Some schools cling to the traditional male animal, with ludicrous results: Philadelphia Textile refers to its women's teams as Lady Rams. Logic also fails as regards South Carolina's Lady Gamecocks and Motlow State's (Tenn.) Lady Bucks. A Muhlenberg College (Pa.) Mule can be of either sex. But a new name altogether was needed at Delaware, where the men's teams are the Fightin' Blue Hens. They tried Blue Chicks for the girls, but the connotations were disturbing. Thus, they turned to Lady Hens, which seems redundant, unless you attend Delaware.
Another sex change was undertaken at Vassar, which is now 43% male. After looking about for a label for the men's teams, Vassar came up with Brewers; it also retoned the old school colors of pink and gray, turning to masculine red and white for uniforms.
At many schools the feminine diminutive suffix "-ettes" is attached to the male label. There are Pitt's Pantherettes, Winston-Salem State's Ramettes, Florida A&M's Rattlerettes, Pace University's (N.Y.) Setterettes, the University of Saskatchewan's Huskiettes, Tougaloo (Miss.) College's Bulldogettes and Mississippi Industrial College's Tigerettes.

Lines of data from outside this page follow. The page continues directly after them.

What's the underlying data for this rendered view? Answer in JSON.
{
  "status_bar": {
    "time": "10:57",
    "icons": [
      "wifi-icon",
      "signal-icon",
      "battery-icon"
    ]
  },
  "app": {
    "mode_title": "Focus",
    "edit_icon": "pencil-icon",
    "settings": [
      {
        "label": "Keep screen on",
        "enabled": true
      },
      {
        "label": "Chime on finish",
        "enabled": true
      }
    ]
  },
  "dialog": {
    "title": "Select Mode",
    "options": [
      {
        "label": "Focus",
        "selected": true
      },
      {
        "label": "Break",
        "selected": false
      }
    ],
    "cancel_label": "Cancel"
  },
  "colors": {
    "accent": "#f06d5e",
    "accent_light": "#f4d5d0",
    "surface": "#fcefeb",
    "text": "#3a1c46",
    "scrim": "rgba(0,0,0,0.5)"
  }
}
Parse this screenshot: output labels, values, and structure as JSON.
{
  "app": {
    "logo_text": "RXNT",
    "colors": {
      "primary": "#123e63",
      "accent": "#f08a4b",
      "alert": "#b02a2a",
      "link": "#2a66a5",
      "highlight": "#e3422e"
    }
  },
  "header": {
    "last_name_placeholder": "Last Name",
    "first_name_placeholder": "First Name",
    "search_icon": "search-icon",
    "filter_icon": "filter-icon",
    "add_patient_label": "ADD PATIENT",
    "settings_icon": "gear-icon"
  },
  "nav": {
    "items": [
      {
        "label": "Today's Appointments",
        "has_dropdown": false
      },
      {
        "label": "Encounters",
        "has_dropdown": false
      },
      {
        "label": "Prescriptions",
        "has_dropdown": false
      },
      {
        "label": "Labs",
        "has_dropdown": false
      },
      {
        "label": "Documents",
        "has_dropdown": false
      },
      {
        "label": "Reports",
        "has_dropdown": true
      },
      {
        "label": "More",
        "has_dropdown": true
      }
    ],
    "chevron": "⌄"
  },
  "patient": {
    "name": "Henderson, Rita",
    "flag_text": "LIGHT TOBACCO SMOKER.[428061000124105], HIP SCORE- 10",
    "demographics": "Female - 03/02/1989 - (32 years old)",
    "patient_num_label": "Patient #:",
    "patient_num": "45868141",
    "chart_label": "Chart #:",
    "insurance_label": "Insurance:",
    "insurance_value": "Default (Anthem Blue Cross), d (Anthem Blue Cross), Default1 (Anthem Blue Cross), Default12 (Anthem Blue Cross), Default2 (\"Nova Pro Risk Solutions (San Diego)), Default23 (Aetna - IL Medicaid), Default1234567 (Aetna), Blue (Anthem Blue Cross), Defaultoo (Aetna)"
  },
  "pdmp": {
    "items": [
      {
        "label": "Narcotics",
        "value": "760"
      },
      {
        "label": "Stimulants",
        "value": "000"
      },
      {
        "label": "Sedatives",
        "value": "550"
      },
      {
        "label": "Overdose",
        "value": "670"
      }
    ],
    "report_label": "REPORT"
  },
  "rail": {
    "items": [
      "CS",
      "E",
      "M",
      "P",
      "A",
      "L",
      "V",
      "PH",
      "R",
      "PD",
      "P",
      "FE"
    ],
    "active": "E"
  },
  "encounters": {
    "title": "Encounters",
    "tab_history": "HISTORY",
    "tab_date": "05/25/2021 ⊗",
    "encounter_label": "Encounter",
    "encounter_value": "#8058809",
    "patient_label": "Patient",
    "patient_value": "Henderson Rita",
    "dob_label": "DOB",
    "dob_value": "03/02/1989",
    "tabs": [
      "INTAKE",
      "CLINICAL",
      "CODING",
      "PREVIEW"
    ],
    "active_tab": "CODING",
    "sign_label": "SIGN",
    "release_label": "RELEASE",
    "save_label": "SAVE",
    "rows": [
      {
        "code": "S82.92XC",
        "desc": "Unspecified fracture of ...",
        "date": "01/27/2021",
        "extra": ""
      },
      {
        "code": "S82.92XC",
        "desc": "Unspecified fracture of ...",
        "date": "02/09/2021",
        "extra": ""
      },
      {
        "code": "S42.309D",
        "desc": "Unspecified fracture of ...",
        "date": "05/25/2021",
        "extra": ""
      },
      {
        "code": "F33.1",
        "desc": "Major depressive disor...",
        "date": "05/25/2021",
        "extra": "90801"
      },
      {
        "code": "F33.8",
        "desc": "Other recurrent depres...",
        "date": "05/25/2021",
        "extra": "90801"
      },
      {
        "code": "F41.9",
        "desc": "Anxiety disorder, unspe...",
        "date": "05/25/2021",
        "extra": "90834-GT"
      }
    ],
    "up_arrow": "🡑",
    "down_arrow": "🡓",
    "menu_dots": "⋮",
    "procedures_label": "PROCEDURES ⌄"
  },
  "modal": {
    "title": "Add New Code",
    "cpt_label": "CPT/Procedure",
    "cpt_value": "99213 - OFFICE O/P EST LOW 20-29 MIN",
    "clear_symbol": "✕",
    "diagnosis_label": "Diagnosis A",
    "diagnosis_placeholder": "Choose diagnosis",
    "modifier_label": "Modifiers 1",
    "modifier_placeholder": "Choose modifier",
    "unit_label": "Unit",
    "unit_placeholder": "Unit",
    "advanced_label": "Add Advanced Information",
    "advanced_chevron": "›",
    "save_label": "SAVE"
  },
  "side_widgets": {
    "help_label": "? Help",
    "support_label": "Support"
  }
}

"Women" instead of "men" is a comfortable suffix transformation, as seen with Syracuse's Orangewomen, Hofstra's Flying Dutchwomen on Long Island, N.Y., and Nebraska Wesleyan's Plainswomen. However, St. Mary's of Winona, Minn. had Lady Red-men until two years ago when it renamed its women's teams the Reds. Lady Statesmen hold forth at Delta State (Miss.) and William Penn of Iowa.
Pembroke (N.C.) State has a curious tribe of Lady Braves, and, speaking of sexual hangups, how do you explain to the Pope about the Lady Friars at Providence? But no such problem exists at Heidelberg College (Ohio), where the men are (what else?) Student Princes and the women are Student Princesses. Thank you, Sigmund Romberg. And the University of Wyoming has no difficulty when the Cowgirls ride the same sports pages as the Cowboys.
At least four variations on the theme of the Trojan warrior may be found: Troy (Ala.) State has its Lady Trojans, Dakota State its Trojan Women, Virginia State its Trojanettes and Taylor University of Upland, Ind. its unique Trojanes.
Two notable feline variations, the Wayne (Neb.) State Wildkittens and Peru (Neb.) State Bobkittens, have given way to Lady Wildcats and Lady Bobcats, respectively.
A difficult problem exists at dear old Rutgers. Do gender rules permit Lady Scarlet Knights? Well, that would be better than Scarlet Women. Actually, Rutgers calls them Lady Knights. The question remains, do lady letter winners receive scarlet letters?
Perhaps the neatest solution of all comes from Maryland's Salisbury State College, where the men have always been the Sea Gulls. Yes, Ogden Nash, the women are the She Gulls.
One final irresistible advertisement of the advent of women's teams: at the University of Puerto Rico at Mayaguez, the Tarzans have been joined by the Janes.